Conscient de l’importance souvent cruciale de ce premier match dans une série au meilleur des trois, le Bosnien avait d’ailleurs bien du mal à contenir sa nervosité. Mais dès le coup d’envoi, c’est son énergie qu’il transmit. S’il avait pu monter sur le terrain, le Coach de l’année ne s’en serait pas privé pour colmater les fuites que sa défense avouait encore… Le temps d’un quart-temps (15-16) au cours duquel l’entrée de Spencer, auteur d’une grosse prestation (18 points et 15 rebonds), avait déjà fissuré la raquette d’Anversois réputés pour leur physique, beaucoup moins pour leur constance ou leur discipline. Or, Mons, lui, avait trouvé dans le rythme insufflé par Lambot la fluidité dans sa circulation et la justesse dans son exécution. Et comme Penava et Mintogo sortirent de son banc avec la même hargne, les Giants, que seul Dudzinski éclairait, se firent asphyxier d’un 23-8 soldé à 38-24 à la mi-temps !

Le capitaine anversois eut alors beau doubler son capital de 12 points en 4 minutes (46-36), les Montois, maîtres de leurs nerfs et sûrs de leur assise collective, ne sont pas du genre à paniquer lorsque l’écart se resserre.

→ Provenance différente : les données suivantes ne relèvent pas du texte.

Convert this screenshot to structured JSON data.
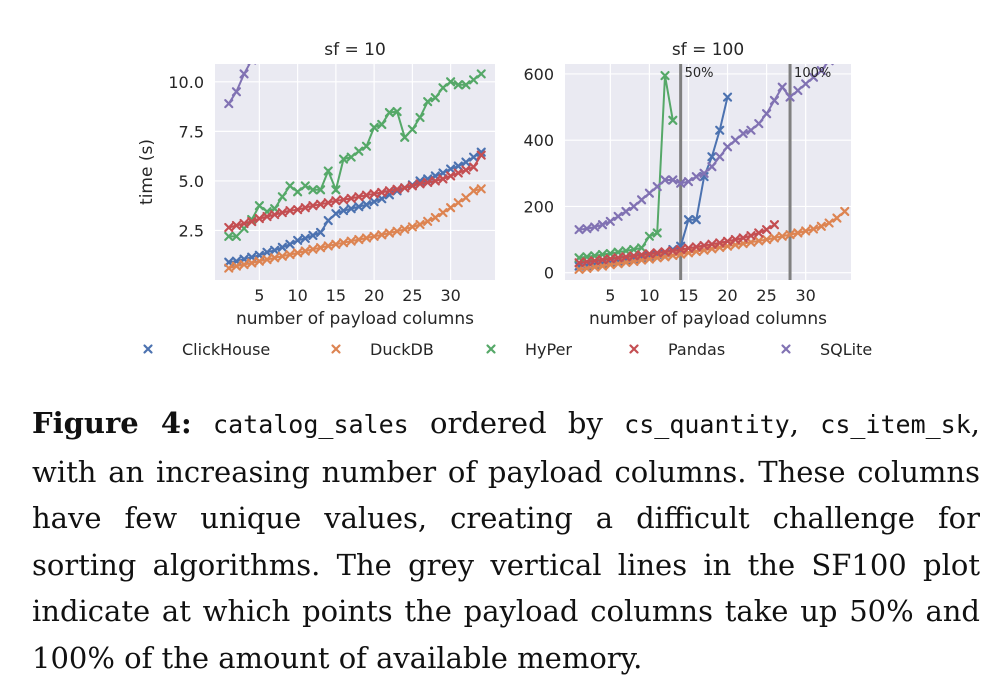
{
  "chart_data": [
    {
      "type": "line",
      "title": "sf = 10",
      "xlabel": "number of payload columns",
      "ylabel": "time (s)",
      "xticks": [
        5,
        10,
        15,
        20,
        25,
        30
      ],
      "yticks": [
        2.5,
        5.0,
        7.5,
        10.0
      ],
      "ytick_labels": [
        "2.5",
        "5.0",
        "7.5",
        "10.0"
      ],
      "xlim": [
        -0.8,
        35.8
      ],
      "ylim": [
        0,
        10.9
      ],
      "grid": true,
      "vlines": [],
      "series": [
        {
          "name": "ClickHouse",
          "color": "#4c72b0",
          "x": [
            1,
            2,
            3,
            4,
            5,
            6,
            7,
            8,
            9,
            10,
            11,
            12,
            13,
            14,
            15,
            16,
            17,
            18,
            19,
            20,
            21,
            22,
            23,
            24,
            25,
            26,
            27,
            28,
            29,
            30,
            31,
            32,
            33,
            34
          ],
          "y": [
            0.9,
            0.95,
            1.05,
            1.15,
            1.25,
            1.4,
            1.5,
            1.65,
            1.8,
            2.0,
            2.1,
            2.25,
            2.4,
            3.0,
            3.35,
            3.5,
            3.6,
            3.7,
            3.8,
            3.95,
            4.1,
            4.3,
            4.5,
            4.65,
            4.8,
            5.0,
            5.1,
            5.25,
            5.4,
            5.6,
            5.75,
            5.95,
            6.2,
            6.45
          ]
        },
        {
          "name": "DuckDB",
          "color": "#dd8452",
          "x": [
            1,
            2,
            3,
            4,
            5,
            6,
            7,
            8,
            9,
            10,
            11,
            12,
            13,
            14,
            15,
            16,
            17,
            18,
            19,
            20,
            21,
            22,
            23,
            24,
            25,
            26,
            27,
            28,
            29,
            30,
            31,
            32,
            33,
            34
          ],
          "y": [
            0.6,
            0.7,
            0.78,
            0.86,
            0.95,
            1.03,
            1.12,
            1.2,
            1.28,
            1.37,
            1.46,
            1.55,
            1.63,
            1.72,
            1.8,
            1.88,
            1.96,
            2.04,
            2.12,
            2.2,
            2.28,
            2.37,
            2.46,
            2.56,
            2.68,
            2.8,
            2.96,
            3.15,
            3.4,
            3.65,
            3.9,
            4.15,
            4.5,
            4.6
          ]
        },
        {
          "name": "HyPer",
          "color": "#55a868",
          "x": [
            1,
            2,
            3,
            4,
            5,
            6,
            7,
            8,
            9,
            10,
            11,
            12,
            13,
            14,
            15,
            16,
            17,
            18,
            19,
            20,
            21,
            22,
            23,
            24,
            25,
            26,
            27,
            28,
            29,
            30,
            31,
            32,
            33,
            34
          ],
          "y": [
            2.2,
            2.2,
            2.6,
            3.05,
            3.75,
            3.45,
            3.6,
            4.2,
            4.75,
            4.45,
            4.75,
            4.55,
            4.55,
            5.5,
            4.55,
            6.1,
            6.2,
            6.5,
            6.75,
            7.7,
            7.85,
            8.45,
            8.5,
            7.2,
            7.6,
            8.2,
            9.0,
            9.2,
            9.7,
            10.0,
            9.85,
            9.85,
            10.1,
            10.4
          ]
        },
        {
          "name": "Pandas",
          "color": "#c44e52",
          "x": [
            1,
            2,
            3,
            4,
            5,
            6,
            7,
            8,
            9,
            10,
            11,
            12,
            13,
            14,
            15,
            16,
            17,
            18,
            19,
            20,
            21,
            22,
            23,
            24,
            25,
            26,
            27,
            28,
            29,
            30,
            31,
            32,
            33,
            34
          ],
          "y": [
            2.65,
            2.75,
            2.85,
            2.95,
            3.1,
            3.2,
            3.3,
            3.4,
            3.5,
            3.55,
            3.65,
            3.75,
            3.82,
            3.9,
            4.0,
            4.05,
            4.12,
            4.2,
            4.28,
            4.35,
            4.42,
            4.5,
            4.58,
            4.65,
            4.75,
            4.85,
            4.92,
            5.0,
            5.1,
            5.25,
            5.4,
            5.55,
            5.7,
            6.3
          ]
        },
        {
          "name": "SQLite",
          "color": "#8172b3",
          "x": [
            1,
            2,
            3,
            4
          ],
          "y": [
            8.9,
            9.5,
            10.4,
            11.1
          ]
        }
      ]
    },
    {
      "type": "line",
      "title": "sf = 100",
      "xlabel": "number of payload columns",
      "ylabel": "",
      "xticks": [
        5,
        10,
        15,
        20,
        25,
        30
      ],
      "yticks": [
        0,
        200,
        400,
        600
      ],
      "ytick_labels": [
        "0",
        "200",
        "400",
        "600"
      ],
      "xlim": [
        -0.8,
        35.8
      ],
      "ylim": [
        -22,
        630
      ],
      "grid": true,
      "vlines": [
        {
          "x": 14,
          "label": "50%",
          "color": "#808080"
        },
        {
          "x": 28,
          "label": "100%",
          "color": "#808080"
        }
      ],
      "series": [
        {
          "name": "ClickHouse",
          "color": "#4c72b0",
          "x": [
            1,
            2,
            3,
            4,
            5,
            6,
            7,
            8,
            9,
            10,
            11,
            12,
            13,
            14,
            15,
            16,
            17,
            18,
            19,
            20
          ],
          "y": [
            20,
            22,
            25,
            28,
            31,
            34,
            38,
            42,
            46,
            50,
            55,
            60,
            70,
            80,
            160,
            160,
            290,
            350,
            430,
            530
          ]
        },
        {
          "name": "DuckDB",
          "color": "#dd8452",
          "x": [
            1,
            2,
            3,
            4,
            5,
            6,
            7,
            8,
            9,
            10,
            11,
            12,
            13,
            14,
            15,
            16,
            17,
            18,
            19,
            20,
            21,
            22,
            23,
            24,
            25,
            26,
            27,
            28,
            29,
            30,
            31,
            32,
            33,
            34,
            35
          ],
          "y": [
            10,
            13,
            17,
            20,
            24,
            27,
            31,
            34,
            38,
            41,
            45,
            48,
            52,
            56,
            60,
            64,
            68,
            72,
            76,
            80,
            84,
            88,
            92,
            96,
            100,
            105,
            110,
            115,
            120,
            126,
            132,
            140,
            150,
            165,
            185
          ]
        },
        {
          "name": "HyPer",
          "color": "#55a868",
          "x": [
            1,
            2,
            3,
            4,
            5,
            6,
            7,
            8,
            9,
            10,
            11,
            12,
            13
          ],
          "y": [
            45,
            48,
            51,
            55,
            58,
            62,
            66,
            70,
            75,
            110,
            120,
            595,
            460
          ]
        },
        {
          "name": "Pandas",
          "color": "#c44e52",
          "x": [
            1,
            2,
            3,
            4,
            5,
            6,
            7,
            8,
            9,
            10,
            11,
            12,
            13,
            14,
            15,
            16,
            17,
            18,
            19,
            20,
            21,
            22,
            23,
            24,
            25,
            26
          ],
          "y": [
            30,
            33,
            36,
            39,
            42,
            45,
            48,
            51,
            54,
            57,
            60,
            63,
            66,
            70,
            74,
            78,
            82,
            86,
            90,
            95,
            100,
            105,
            112,
            120,
            130,
            145
          ]
        },
        {
          "name": "SQLite",
          "color": "#8172b3",
          "x": [
            1,
            2,
            3,
            4,
            5,
            6,
            7,
            8,
            9,
            10,
            11,
            12,
            13,
            14,
            15,
            16,
            17,
            18,
            19,
            20,
            21,
            22,
            23,
            24,
            25,
            26,
            27,
            28,
            29,
            30,
            31,
            32,
            33
          ],
          "y": [
            130,
            133,
            138,
            145,
            155,
            170,
            185,
            200,
            220,
            240,
            260,
            280,
            280,
            270,
            275,
            290,
            300,
            320,
            350,
            380,
            400,
            420,
            430,
            450,
            480,
            520,
            560,
            530,
            550,
            570,
            590,
            610,
            640
          ]
        }
      ]
    }
  ],
  "legend": [
    {
      "name": "ClickHouse",
      "color": "#4c72b0"
    },
    {
      "name": "DuckDB",
      "color": "#dd8452"
    },
    {
      "name": "HyPer",
      "color": "#55a868"
    },
    {
      "name": "Pandas",
      "color": "#c44e52"
    },
    {
      "name": "SQLite",
      "color": "#8172b3"
    }
  ],
  "caption": {
    "label": "Figure 4:",
    "code1": "catalog_sales",
    "t1": " ordered by ",
    "code2": "cs_quantity",
    "t2": ", ",
    "code3": "cs_item_sk",
    "t3": ", with an increasing number of payload columns.  These columns have few unique values, creating a difficult challenge for sorting algorithms.  The grey vertical lines in the SF100 plot indicate at which points the payload columns take up 50% and 100% of the amount of available memory."
  }
}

Du reste, pas tant que cela puisque malgré la montée en puissance des Giants, celui-ci demeurait de 11 unités (54-43) à l’abord du dernier acte. Anvers avait puisé dans ce deuxième quart-temps remporté en haussant le rythme la conviction qu’un premier succès en 3 confrontations cette saison face à Mons restait possible. Mais ses élans furent par deux fois (à 60-54 puis à 65-58) rabroués, autant par des erreurs individuelles, un péché récurrent dans un effectif pas assez soudé, que par l’inébranlable foi qui pousse à l’inverse les Montois à ne jamais céder à l’individualisme – 6 de leurs 7 marqueurs ont inscrit minimum 8 points pour en témoigner – et qui leur permet depuis le début de saison de mieux gérer les situations tendues.